While polling often reveals that voters are inconsistent, opaque, and downright confused on how they want public policy issues addressed, on matters related to crime and safety the public sentiment is crystal clear.
Voters are looking for someone who wants to:
- Maintain or increase funding for police (84 percent to 15 percent, Pew)
- Implement red flag laws (83 percent, Quinnipiac)
- Investigate police involved in shootings (81 percent support, Ipsos)
- Put more cops on street patrol (77 percent support, Ipsos)
- Make 21 minimum age to buy a gun (74 percent, Quinnipiac)
- Use social workers to help police defuse situations where there are problems (65 percent, ABC/WaPo)
- Increase funding to build economic opportunities in poor communities (62 percent, Ipsos)
- Fewer guns (52 percent Quinnipiac)
- Stricter enforcement of current gun laws (51 percent ABC/WaPo)
- Ban the purchase AR-15s (50 percent, Quinnipiac)
And I couldn’t find national polling on this, but in places with progressive district attorneys, voters have also shown that there are certain criminal justice reforms they oppose—particularly the elimination of cash bail.

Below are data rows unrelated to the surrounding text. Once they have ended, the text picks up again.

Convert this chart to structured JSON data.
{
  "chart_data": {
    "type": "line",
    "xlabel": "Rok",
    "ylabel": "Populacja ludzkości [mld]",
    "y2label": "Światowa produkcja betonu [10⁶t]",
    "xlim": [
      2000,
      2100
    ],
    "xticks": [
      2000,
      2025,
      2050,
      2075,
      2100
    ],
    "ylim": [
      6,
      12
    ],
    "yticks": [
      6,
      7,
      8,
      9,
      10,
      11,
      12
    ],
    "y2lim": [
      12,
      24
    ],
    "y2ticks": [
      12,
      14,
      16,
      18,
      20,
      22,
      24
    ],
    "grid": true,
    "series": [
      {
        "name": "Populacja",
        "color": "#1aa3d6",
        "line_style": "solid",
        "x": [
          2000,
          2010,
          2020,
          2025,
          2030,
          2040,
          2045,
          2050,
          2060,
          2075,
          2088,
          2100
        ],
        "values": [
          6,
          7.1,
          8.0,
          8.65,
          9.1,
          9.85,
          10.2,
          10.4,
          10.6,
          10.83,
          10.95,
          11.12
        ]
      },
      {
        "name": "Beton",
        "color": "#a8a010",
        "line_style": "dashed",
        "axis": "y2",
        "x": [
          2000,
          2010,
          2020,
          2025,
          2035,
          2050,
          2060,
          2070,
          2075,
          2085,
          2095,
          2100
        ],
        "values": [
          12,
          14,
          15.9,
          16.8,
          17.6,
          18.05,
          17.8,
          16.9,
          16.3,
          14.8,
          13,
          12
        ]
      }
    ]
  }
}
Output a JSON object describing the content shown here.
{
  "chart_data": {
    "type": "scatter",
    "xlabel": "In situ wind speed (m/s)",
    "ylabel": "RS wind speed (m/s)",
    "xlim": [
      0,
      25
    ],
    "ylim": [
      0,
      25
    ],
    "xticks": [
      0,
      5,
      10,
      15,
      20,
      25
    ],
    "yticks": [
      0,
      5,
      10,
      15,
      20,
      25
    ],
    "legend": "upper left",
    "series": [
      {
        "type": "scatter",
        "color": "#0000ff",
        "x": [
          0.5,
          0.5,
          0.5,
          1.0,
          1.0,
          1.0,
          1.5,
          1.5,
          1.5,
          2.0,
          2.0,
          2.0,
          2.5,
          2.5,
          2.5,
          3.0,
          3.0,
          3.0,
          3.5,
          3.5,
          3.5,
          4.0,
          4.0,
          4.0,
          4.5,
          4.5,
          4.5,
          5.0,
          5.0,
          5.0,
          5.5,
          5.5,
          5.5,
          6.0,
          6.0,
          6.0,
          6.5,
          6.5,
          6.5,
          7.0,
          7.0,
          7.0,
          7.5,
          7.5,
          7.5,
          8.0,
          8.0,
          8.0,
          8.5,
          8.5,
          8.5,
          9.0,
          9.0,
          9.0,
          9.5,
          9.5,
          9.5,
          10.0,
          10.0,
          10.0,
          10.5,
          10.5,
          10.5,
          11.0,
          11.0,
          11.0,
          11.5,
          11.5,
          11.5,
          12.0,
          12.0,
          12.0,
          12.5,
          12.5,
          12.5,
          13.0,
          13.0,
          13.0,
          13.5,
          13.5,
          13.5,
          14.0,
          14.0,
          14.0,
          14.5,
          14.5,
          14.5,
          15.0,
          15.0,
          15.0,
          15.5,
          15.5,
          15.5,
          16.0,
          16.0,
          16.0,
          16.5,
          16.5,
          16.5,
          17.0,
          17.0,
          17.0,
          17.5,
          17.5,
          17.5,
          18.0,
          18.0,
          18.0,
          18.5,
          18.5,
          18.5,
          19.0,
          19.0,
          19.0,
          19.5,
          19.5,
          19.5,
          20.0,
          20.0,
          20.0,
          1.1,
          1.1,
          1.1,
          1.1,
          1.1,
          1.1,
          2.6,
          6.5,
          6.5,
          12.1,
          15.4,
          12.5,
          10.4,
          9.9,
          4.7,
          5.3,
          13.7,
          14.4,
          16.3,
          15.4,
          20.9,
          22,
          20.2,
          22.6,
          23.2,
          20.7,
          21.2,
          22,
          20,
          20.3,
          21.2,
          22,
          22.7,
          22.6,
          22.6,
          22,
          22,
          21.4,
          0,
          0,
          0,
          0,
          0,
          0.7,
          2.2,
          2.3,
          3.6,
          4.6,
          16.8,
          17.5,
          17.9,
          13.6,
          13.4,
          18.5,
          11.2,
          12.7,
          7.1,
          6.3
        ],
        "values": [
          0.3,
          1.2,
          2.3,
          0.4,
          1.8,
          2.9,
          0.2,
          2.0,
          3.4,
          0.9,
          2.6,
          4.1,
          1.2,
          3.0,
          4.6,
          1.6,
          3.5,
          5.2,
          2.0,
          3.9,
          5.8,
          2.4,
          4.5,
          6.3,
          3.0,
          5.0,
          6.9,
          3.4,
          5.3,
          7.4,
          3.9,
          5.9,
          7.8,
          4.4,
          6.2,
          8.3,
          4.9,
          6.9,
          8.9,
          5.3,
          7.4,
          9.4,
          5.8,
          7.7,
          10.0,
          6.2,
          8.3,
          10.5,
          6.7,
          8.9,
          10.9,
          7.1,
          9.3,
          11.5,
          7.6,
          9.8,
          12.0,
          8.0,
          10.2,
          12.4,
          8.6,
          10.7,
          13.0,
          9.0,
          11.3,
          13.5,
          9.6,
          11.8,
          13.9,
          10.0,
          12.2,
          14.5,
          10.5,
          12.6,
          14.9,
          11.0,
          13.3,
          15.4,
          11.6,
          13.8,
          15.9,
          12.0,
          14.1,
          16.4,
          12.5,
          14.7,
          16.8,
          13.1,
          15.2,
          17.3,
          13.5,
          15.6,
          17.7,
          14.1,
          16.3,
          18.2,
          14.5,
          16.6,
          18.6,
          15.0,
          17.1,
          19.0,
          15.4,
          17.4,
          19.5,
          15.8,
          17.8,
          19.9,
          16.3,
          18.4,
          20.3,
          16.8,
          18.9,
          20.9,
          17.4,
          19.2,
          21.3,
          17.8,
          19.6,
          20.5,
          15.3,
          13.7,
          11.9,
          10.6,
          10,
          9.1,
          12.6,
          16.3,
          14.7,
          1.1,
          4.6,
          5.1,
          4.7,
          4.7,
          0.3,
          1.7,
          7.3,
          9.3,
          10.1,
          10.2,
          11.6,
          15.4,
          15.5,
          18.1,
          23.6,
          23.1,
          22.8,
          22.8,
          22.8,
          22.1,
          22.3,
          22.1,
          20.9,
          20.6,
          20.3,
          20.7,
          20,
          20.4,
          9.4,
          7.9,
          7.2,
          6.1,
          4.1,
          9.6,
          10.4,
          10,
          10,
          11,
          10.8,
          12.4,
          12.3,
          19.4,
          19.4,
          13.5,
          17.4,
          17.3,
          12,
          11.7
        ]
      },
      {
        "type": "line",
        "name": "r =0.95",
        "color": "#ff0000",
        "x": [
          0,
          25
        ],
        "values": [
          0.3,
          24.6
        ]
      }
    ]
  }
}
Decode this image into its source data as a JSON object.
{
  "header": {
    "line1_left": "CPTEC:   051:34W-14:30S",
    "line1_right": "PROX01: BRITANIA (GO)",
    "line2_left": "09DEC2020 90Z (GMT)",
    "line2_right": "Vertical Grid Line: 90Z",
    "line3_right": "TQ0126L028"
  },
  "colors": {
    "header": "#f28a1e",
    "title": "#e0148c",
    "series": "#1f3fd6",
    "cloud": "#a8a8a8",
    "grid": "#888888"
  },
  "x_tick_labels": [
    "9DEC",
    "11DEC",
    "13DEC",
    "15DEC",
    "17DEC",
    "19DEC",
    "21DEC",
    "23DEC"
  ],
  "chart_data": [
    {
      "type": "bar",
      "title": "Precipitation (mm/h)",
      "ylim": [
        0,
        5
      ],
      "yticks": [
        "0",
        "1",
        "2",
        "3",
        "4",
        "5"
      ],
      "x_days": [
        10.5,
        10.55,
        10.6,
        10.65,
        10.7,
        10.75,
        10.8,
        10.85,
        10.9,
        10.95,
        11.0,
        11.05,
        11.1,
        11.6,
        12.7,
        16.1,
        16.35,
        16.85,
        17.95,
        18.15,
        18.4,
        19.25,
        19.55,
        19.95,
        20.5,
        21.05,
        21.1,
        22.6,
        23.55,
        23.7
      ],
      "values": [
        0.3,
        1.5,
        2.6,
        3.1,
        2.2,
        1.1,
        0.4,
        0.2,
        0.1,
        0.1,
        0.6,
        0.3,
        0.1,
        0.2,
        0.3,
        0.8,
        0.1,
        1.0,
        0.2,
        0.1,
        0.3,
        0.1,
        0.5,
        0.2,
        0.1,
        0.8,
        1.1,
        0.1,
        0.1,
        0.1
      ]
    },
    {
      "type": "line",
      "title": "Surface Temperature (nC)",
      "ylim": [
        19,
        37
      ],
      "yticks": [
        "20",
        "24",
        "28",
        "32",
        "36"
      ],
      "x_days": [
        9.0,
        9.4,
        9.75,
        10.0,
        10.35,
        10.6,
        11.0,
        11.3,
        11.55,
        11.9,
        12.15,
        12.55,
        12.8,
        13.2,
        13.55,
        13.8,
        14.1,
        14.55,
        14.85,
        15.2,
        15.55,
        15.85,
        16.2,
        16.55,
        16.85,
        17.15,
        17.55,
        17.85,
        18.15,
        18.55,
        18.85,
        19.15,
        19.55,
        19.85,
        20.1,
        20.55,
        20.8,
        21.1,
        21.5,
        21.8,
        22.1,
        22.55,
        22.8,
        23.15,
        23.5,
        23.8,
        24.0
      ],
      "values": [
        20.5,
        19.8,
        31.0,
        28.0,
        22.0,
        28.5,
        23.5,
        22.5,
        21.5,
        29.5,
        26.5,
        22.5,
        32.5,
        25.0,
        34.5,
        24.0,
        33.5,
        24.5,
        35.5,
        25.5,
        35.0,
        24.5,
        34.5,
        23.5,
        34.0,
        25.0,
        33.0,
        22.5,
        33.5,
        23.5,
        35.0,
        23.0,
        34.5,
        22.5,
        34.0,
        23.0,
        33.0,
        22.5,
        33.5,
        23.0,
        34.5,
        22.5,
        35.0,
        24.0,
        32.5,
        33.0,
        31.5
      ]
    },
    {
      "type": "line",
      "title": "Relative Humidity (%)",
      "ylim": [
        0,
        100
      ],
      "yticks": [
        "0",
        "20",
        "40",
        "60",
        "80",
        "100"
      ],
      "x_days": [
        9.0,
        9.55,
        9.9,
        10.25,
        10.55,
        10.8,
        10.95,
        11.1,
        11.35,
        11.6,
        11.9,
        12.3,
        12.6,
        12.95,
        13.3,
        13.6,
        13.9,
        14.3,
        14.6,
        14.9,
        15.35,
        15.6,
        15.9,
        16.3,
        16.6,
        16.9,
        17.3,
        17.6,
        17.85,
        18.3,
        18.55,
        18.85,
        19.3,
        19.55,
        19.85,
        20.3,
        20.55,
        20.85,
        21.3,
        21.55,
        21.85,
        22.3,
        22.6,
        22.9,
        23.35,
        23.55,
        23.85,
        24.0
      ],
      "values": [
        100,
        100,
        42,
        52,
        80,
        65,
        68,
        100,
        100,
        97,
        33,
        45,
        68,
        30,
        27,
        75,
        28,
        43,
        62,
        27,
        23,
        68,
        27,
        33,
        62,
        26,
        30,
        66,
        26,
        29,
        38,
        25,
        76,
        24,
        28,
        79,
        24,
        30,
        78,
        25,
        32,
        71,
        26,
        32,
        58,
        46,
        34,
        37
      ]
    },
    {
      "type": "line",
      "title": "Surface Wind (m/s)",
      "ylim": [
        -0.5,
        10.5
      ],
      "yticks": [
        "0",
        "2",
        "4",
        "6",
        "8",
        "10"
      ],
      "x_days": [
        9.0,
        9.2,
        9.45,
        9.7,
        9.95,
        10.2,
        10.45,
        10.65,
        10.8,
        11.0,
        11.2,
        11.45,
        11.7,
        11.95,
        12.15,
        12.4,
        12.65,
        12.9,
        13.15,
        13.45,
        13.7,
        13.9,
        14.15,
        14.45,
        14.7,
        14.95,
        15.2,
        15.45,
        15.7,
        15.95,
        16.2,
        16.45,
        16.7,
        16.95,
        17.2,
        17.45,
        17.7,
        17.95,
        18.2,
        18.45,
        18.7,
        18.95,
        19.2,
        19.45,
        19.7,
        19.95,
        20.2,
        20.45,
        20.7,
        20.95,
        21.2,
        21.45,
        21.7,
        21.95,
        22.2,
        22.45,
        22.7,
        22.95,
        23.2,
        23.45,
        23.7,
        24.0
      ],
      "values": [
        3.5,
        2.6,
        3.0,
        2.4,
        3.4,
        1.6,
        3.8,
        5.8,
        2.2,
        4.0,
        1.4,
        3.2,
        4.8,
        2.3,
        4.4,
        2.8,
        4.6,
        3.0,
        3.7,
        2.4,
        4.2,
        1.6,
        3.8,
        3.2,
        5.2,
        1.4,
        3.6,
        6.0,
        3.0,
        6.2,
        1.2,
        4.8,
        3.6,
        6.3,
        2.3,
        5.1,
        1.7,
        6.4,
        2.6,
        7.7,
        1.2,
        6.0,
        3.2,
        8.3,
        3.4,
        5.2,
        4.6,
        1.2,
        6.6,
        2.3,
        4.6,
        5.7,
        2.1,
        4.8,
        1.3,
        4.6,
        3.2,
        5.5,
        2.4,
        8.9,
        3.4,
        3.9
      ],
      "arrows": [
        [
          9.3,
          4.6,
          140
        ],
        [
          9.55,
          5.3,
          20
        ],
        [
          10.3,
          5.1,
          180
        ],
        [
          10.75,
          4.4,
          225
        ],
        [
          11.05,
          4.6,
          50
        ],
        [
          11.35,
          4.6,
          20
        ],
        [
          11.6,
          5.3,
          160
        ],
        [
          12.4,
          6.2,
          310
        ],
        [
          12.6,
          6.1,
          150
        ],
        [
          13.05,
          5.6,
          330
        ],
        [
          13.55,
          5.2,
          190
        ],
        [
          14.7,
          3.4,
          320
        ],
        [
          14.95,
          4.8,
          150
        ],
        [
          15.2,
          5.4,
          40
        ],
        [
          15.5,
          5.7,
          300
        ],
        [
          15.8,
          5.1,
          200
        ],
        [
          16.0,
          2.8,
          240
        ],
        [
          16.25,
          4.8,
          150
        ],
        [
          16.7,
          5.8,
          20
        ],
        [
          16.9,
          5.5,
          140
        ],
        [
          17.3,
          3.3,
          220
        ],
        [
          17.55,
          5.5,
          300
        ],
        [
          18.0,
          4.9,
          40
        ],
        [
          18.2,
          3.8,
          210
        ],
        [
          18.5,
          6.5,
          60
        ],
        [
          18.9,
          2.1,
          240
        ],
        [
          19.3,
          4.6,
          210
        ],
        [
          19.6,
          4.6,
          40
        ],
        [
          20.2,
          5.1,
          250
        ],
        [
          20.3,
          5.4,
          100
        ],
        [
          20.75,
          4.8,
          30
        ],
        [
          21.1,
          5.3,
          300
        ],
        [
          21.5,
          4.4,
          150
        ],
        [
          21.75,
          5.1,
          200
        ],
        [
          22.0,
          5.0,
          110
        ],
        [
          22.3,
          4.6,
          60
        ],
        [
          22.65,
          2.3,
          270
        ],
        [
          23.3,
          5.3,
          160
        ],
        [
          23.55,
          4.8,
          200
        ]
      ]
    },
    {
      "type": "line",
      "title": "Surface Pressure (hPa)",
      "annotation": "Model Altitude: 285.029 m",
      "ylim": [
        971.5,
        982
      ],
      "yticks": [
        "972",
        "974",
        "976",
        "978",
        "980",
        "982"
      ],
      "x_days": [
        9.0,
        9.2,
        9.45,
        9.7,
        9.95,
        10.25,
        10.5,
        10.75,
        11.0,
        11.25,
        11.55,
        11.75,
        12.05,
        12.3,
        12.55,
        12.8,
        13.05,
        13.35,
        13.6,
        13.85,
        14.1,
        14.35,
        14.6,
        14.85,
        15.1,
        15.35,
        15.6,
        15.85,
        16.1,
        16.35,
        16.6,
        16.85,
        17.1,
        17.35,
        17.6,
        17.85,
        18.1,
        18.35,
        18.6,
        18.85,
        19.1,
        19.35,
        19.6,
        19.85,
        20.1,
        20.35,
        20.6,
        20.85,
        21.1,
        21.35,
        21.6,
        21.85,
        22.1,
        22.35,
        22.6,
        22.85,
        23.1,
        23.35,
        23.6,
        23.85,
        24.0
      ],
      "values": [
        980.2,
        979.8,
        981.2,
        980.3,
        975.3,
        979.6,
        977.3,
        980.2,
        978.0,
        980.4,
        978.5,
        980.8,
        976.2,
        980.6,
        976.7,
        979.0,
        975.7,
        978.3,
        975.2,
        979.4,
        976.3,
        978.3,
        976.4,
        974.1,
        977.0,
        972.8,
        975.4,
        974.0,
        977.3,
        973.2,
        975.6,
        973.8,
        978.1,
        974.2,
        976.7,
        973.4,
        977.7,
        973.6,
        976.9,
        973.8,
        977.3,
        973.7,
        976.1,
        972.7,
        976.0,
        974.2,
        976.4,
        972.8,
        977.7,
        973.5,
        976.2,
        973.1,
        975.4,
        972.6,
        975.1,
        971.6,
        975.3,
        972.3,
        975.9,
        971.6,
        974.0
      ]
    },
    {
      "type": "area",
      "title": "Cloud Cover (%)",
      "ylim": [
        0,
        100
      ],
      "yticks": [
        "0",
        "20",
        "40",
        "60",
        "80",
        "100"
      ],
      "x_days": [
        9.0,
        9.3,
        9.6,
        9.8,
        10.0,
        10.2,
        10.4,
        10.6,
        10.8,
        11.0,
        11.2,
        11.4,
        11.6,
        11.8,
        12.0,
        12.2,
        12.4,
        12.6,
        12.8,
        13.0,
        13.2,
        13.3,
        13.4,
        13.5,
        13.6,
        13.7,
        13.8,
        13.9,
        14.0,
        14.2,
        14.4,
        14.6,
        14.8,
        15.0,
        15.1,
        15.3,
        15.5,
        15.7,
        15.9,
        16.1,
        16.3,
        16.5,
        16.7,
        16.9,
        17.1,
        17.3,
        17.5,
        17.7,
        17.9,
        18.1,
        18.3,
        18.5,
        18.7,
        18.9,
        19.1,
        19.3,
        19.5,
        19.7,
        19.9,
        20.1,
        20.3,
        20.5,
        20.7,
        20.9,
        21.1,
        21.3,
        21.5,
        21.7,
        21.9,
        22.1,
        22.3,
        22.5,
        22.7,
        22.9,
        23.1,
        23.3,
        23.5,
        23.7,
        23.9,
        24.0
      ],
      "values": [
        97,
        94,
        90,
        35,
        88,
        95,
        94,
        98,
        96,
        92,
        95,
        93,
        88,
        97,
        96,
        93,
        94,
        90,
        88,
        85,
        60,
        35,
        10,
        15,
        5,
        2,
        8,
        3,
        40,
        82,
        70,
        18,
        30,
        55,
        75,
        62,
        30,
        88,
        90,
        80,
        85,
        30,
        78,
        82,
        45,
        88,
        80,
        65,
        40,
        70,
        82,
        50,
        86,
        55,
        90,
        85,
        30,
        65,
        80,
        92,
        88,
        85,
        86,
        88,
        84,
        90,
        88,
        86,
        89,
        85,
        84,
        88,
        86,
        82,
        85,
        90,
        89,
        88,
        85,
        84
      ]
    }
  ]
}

To summarize: Voters want to ensure that police are funded, that there are more cops on the streets, that guns are more difficult to purchase, and that people should be able to have police confiscate weapons from loved ones with mental health issues.
How about in bumper sticker form:
More cops. Fewer guns and violent criminals on the street.
Or, in other words, exactly the policies that Joe Biden has tried to enact during his first two years and will continue if left to his own devices!
Here is the White House’s fact sheet on the president’s crime priorities: Fund the police, prosecute criminals, address the root causes of crime, take common-sense steps on guns to keep dangerous firearms out of dangerous hands.
Exactly what the people are looking for!
Yet somehow Democrats have got themselves in a situation where the head of their party holds the most popular position on guns and crime—and yet they’re getting crushed on the issue because they’ve let GOP campaign ads, the right wing media ecosystem, and assorted progressive big city prosecutors shape the narrative on the issue rather than doing so themselves.
The result: Voters trust Republicans more on the issue of crime by 15 points. But here’s the kicker: They trust Democrats more on the issue of “gun violence”—by 14 points, a total reversal. The problem is many voters aren’t connecting the two issues, in part because the Democrats haven’t been intentional about doing so.
Of course, it doesn’t help that Republicans have mastered the scary, race-baiting ad featuring the illegal immigrant or shadowy criminal menacing the innocent Real American. But Democrats haven’t run an effective counter to this, even though the opportunity is there.
Where are the scary ads featuring 18-year-olds buying ARs? How about the drunk, abusive dad pulling out his sidearm? Per capita, violent crime is more prevalent in Tennessee and Arkansas than California and New York. Does anyone know that? I don’t think so. In part because until very recently Democratic politicians and their prominent allies haven’t been making the case.
It’s probably too late to make a difference this election cycle, but the lesson should be learned.
Crime doesn’t have to be an issue Democrats cede to the right. If they stick to the policies being pushed by the Biden administration—and attack the handful of progressive prosecutors—then they can go on offense against the Republicans who are standing in the way of real reforms to public safety.
If they did that, by 2024, “crime” could even be a winner for the Dems.